Superstrings on Curved Spacetimes

TL;DR

This paper reviews recent advances in understanding superstrings in curved spacetimes, focusing on exact conformal field theories, their geometries, dualities, and quantum properties, with applications to black holes and singularities.

Contribution

It provides a complete classification of gauged Wess-Zumino-Witten models for all dimensions and constructs heterotic superstring models in curved backgrounds based on non-compact groups.

Findings

Exact conformal field theories for gravitational backgrounds identified

Classical and quantum geometries of models analyzed

Large-small duality properties reformulated as group space inversion

Abstract

In this lecture I summarize recent developments on strings propagating in curved spacetime. Exact conformal field theories that describe gravitational backgrounds such as black holes and more intricate gravitational singularities have been discovered and investigated at the classical and quantum level. These models are described by gauged Wess-Zumino-Witten models, or equivalently current algebra G/H coset models based on non-compact groups, with a single time coordinate. The classification of such models for all dimensions is complete. Furthermore the heterotic superstrings in curved spacetime based on non-compact groups have also been constructed. For many of the $d\le 4$ models the gravitational geometry described by a sigma model has been determined. Some general results outlined here include a global analysis of the geometry and the exact classical geodesics for any G/H model.
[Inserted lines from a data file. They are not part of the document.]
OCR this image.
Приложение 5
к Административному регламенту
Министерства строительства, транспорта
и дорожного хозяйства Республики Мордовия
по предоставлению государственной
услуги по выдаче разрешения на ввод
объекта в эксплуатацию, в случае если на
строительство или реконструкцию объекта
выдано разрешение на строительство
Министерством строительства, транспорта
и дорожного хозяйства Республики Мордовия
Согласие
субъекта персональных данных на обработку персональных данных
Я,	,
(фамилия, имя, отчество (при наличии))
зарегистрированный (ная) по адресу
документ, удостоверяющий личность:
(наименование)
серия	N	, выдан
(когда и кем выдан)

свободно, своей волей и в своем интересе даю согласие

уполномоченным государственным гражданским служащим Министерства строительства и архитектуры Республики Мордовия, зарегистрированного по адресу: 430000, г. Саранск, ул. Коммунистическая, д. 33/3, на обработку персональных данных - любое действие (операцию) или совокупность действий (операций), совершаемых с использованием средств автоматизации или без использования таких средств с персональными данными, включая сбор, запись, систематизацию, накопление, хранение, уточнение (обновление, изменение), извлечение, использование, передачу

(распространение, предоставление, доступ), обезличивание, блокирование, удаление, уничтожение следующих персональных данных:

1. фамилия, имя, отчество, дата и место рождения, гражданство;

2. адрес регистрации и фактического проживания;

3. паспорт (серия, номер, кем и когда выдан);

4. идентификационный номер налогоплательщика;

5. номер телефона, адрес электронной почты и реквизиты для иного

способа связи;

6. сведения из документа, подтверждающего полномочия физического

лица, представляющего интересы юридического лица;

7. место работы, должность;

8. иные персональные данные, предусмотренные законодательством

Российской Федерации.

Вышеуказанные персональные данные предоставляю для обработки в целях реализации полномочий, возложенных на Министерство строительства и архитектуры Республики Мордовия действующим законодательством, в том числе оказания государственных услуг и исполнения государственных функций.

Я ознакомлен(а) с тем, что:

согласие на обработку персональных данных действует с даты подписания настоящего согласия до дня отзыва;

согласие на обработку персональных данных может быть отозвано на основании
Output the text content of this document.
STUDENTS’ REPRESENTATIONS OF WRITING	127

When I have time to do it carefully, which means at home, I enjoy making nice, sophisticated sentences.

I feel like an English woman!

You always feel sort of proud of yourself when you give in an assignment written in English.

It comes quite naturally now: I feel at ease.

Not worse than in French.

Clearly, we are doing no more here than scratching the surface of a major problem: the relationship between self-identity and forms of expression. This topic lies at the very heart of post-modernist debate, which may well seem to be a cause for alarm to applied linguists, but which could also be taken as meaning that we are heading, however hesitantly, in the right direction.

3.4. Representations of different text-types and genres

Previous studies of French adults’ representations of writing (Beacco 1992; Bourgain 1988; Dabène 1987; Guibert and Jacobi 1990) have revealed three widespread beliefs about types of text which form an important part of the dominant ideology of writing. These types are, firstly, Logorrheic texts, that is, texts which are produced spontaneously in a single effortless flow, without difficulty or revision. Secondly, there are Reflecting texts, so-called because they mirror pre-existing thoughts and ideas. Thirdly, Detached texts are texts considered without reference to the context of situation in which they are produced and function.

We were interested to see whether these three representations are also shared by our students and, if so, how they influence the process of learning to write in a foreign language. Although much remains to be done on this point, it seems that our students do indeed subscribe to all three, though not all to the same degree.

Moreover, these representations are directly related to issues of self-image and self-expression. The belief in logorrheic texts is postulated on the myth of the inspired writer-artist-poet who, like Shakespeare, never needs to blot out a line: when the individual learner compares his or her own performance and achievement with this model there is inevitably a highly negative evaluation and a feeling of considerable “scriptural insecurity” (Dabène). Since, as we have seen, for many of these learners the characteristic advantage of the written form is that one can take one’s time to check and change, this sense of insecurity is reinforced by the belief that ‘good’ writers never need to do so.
Moreover, in the quantized theory, the conformally exact metric and dilaton are obtained for all orders in an expansion of $k$ (the central extension). All such models have large-small (or mirror) duality properties which we reformulate as an inversion in group space. To illustrate model building techniques a specific 4-dimensional heterotic string in curved spacetime is presented. Finally the methods for investigating the quantum theory are outlined. The construction and analysis of these models at the classical and quantum level involve some aspects of noncompact groups which are not yet sufficiently well understood. Some of the open problems in the physics and mathematics areas are outlined.